Alfred L. Mowery, Jr., Raymond L. Murray
Nuclear Science and Engineering | Volume 14 | Number 4 | December 1962 | Pages 401-413
Technical Paper | doi.org/10.13182/NSE62-A26249
Articles are hosted by Taylor and Francis Online.
This paper is devoted to the exposition and illustration of a technique the authors have designated as the generalized variational method (GVM). The analysis is based on the variational approach and is an outgrowth of investigations in the hyper circle method. In essence, the GVM consists of considering the trial functions that appear symmetrically (quadratically) in a positive-semidefinite variational principle as independent functions. A proposition was proved to demonstrate generally that the approximate eigenvalue obtained from the GVM is at least as accurate as the geometric average of the associated approximate eigenvalues. Also, a conjecture was proposed that the accuracy of the generalized variational eigenvalue is comparable to that of a variational result employing a trial function incorporating the dimensionality of both associated trial functions.
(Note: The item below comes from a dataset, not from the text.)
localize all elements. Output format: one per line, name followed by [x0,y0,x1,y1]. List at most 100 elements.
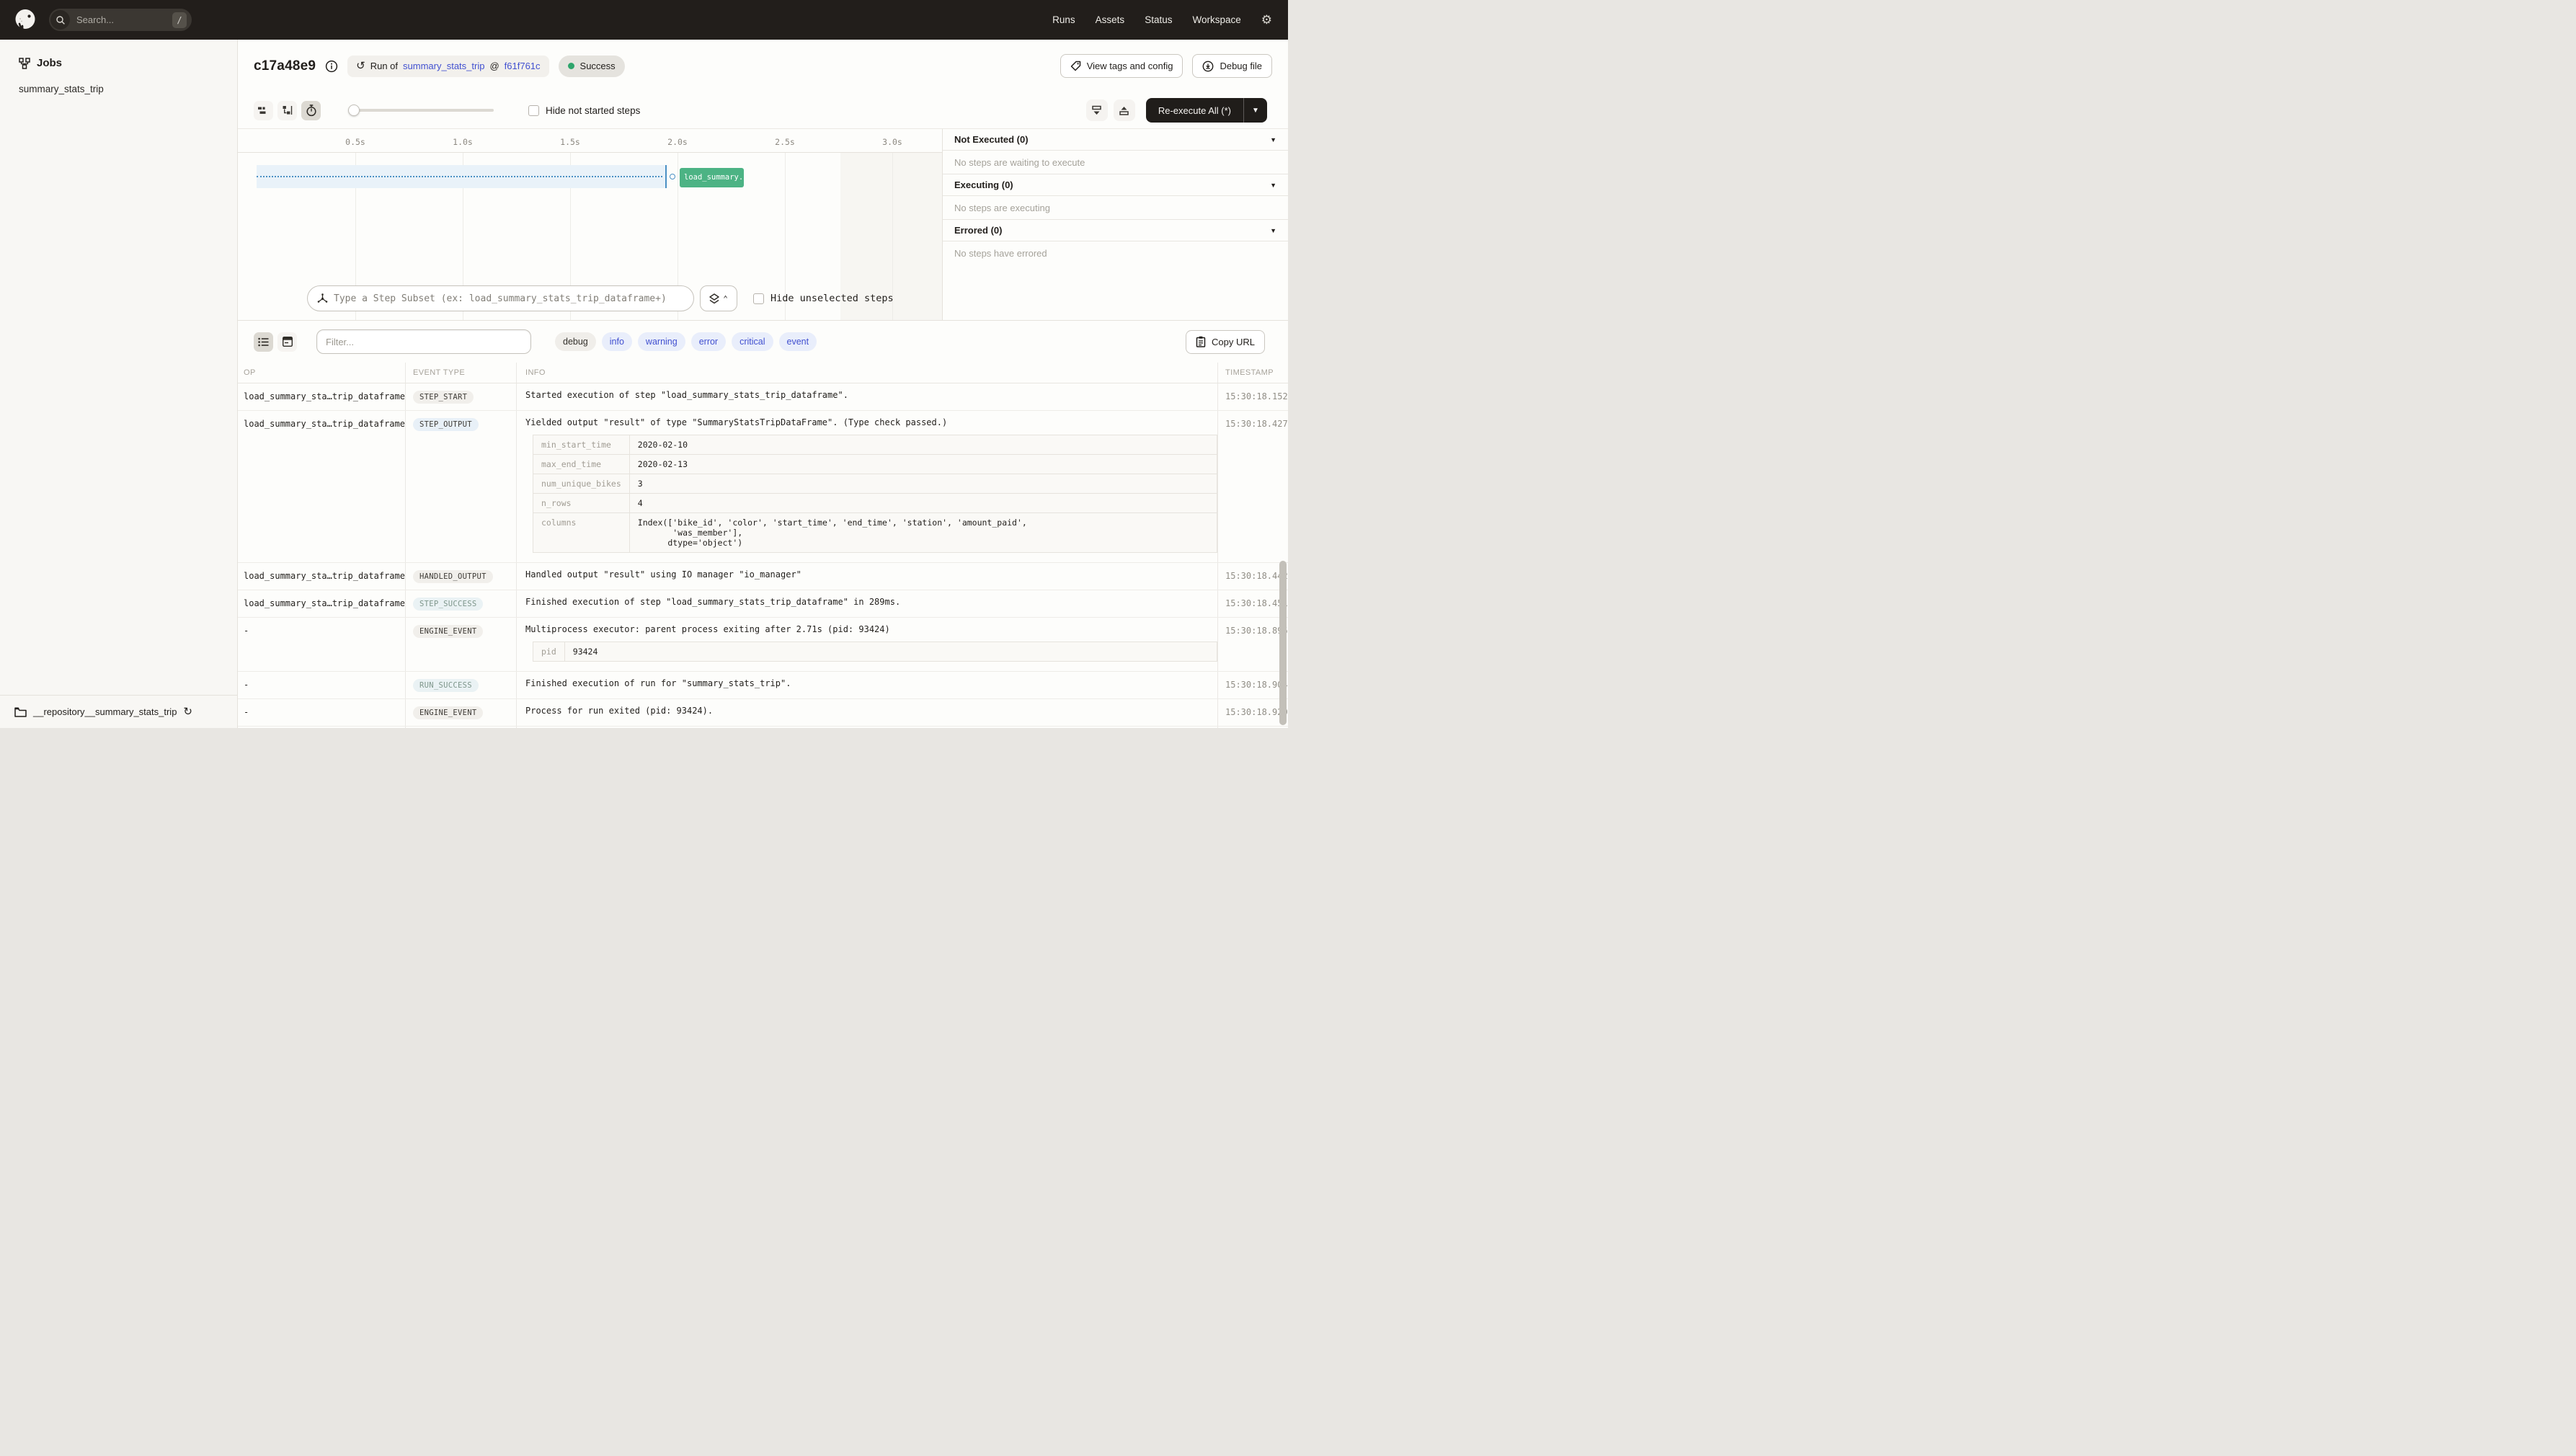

The application of the GVM to the perturbation-variational method yielded results that firmly establish the method. The generalized method completes the perturbation-variational method by providing the formerly missing even-order approximate results. For illustration, the GVM was employed to solve a bare reactor with a grey control sheet. Using Ray-leigh-Ritz optimized cosine series and optimized pyramid functions as associated solutions, the generalized variational eigenvalue accuracy indicated the effective combination of the dimensionalities of the associated trial functions.